Friday, April 24, 2009

Beeronomics and Eco-nomics: Globalization and the Cost of Bottling

[Photo Credit: Angelo De Ieso II of Brewpublic]

Mike Weksler of Portland's Green Bottling e-mailed me yesterday with this dilemma:

In January of this year my cost to purchase a case of 12 22oz amber beer bottles went up $.65. It is less expensive for me to purchase my bottles from China, ship them here, and rent a facility to store them than it is for me to purchase them from the local distributor.

What is worse is that the local distributor gets the bottles from an OI plant that is in NE PDX, 3 miles from our HQ.

I don't like the idea of sending our money away from the local economy, and the extra fossil fuels that I would have to consume to get my glass shipped to PDX.

I could also choose to buy my bottles from a plant in OK for $1.20 per case less than I spend now as well.

I am rushing off to Eugene so don't have time to comment too much, but will try and do so later. The standard trade argument would be: well, we should not want to make bottles here, just the high value-added beer and by letting China make the bottles we are all better off (us and the Chinese) . A rejoinder to this is that the cost of shipping is artificially low as the shippers do not have to pay the true cost of carbon usage, so while it may be privately profitable to source bottles from China it is not socially profitable. [This assumes, by the way, that the China plant is not more energy efficient than the PDX plant, which I think is a safe assumption]

The answer? Well, a global carbon tax that accurately reflected the cost of carbon emissions would get the prices right, but let's get real, that 'aint gonna happen anytime soon. So what do you tell a guy like Mike, who is trying to do the right thing, but who knows that if he goes local, some other person could start another bottling business that sources from China?

What do you think?


Mike said...

Buy the glass from China and purchase carbon off-sets from a company like Carbon Fund. This offers the glass at the right price and a nod to reduce the potentially larger carbon foot print of buying the glass from China.

Robert said...

Offsets... see:

Can Mike buy direct from the factory 3 miles away and cut out the distributor?

Maybe there is a way to show his customers the value of a local bottle and sell this as an added value (local/low carbon bottles?) or as a choice in his pricing - although having 2 sets of inventory may be limiting.

sechrest said...

Perhaps this is an opportunity to go to the local producers and to the Portland Development commission and to explore what makes the local costs higher, and find ways to make the current process more efficient. Would more automation help? Would larger scale help? Would material cost changes help?

What would it take to make the local companies to be price competative?

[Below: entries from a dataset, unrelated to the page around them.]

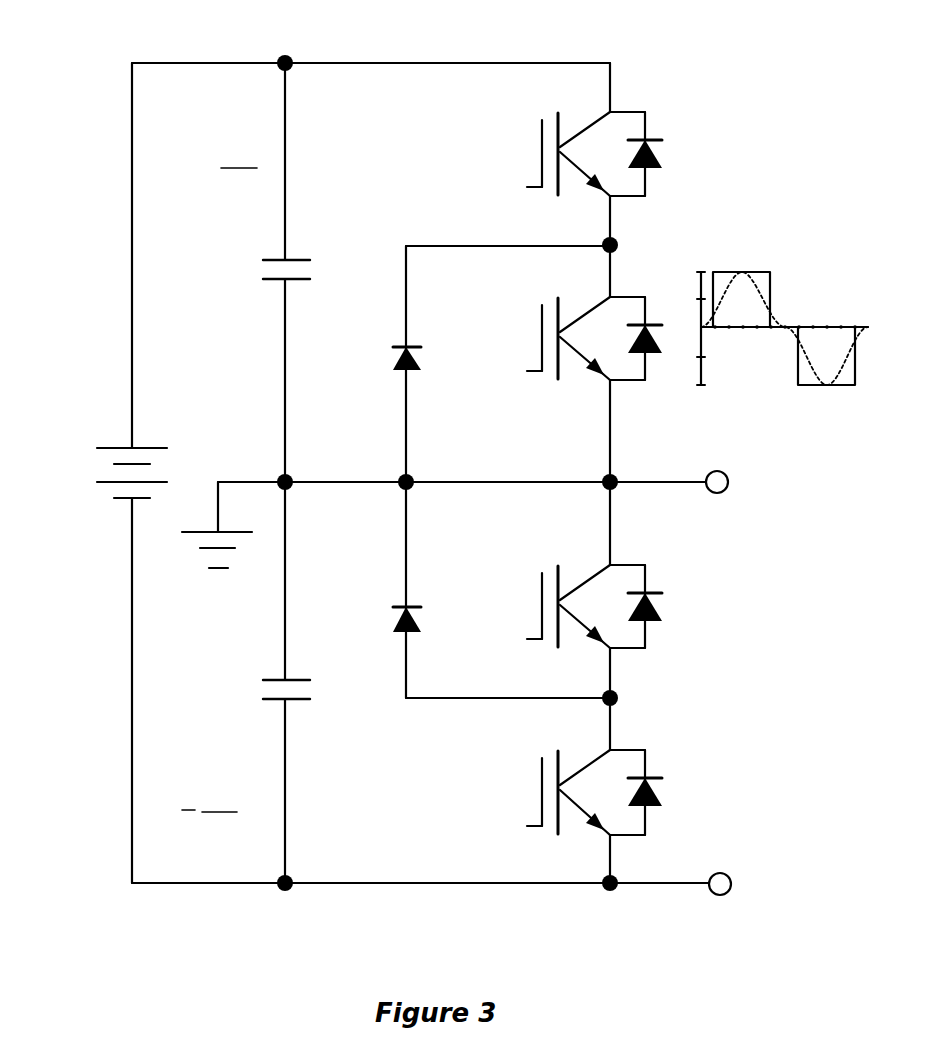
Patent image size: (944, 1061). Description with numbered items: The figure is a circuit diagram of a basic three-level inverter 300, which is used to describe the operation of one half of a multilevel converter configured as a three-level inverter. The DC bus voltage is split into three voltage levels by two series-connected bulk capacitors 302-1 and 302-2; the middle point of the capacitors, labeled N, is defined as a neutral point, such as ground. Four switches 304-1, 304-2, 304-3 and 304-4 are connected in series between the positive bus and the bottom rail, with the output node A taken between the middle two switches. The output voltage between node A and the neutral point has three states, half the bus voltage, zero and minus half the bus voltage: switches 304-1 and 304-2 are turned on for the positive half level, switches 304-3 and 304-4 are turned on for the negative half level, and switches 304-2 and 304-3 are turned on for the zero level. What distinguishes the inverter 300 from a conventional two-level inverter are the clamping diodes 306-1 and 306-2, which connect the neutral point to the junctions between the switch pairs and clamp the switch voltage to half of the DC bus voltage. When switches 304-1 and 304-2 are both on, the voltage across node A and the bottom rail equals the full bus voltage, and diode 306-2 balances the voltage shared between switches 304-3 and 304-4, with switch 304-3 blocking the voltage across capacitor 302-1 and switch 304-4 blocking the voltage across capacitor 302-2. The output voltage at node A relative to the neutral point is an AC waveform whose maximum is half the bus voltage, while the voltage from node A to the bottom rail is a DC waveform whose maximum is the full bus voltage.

The three-level inverter 300 is at (430, 29).
The bulk capacitor 302-1 is at (247, 285).
The bulk capacitor 302-2 is at (247, 709).
The switch 304-1 is at (563, 154).
The switch 304-2 is at (563, 338).
The switch 304-3 is at (567, 601).
The switch 304-4 is at (563, 792).
The clamping diode 306-1 is at (372, 352).
The clamping diode 306-2 is at (372, 608).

Is there any kind of investment into the companies that would alter their efficiencies?

Now with PDC and ARRA resources available, what kind of transformation is possible?

Ralph said...

Can someone point me to a place to learn about the "true cost" of carbon?

I want to know if Mike is paying the "true cost" to run his business.

Jessica said...

Personally, I always choose local when the choice exists and I can tell which option is local. I don't care if it costs more, it's the right thing to do. So, I would advise him to buy locally but to also be sure and advertise that on his packaging so that others like me can vote with their dollars.

Swordboarder said...

Buy Locally, Distribute Globally. It's how you make your community money.

Why should you buy bottles from the Chinese if they aren't going to drink your beer?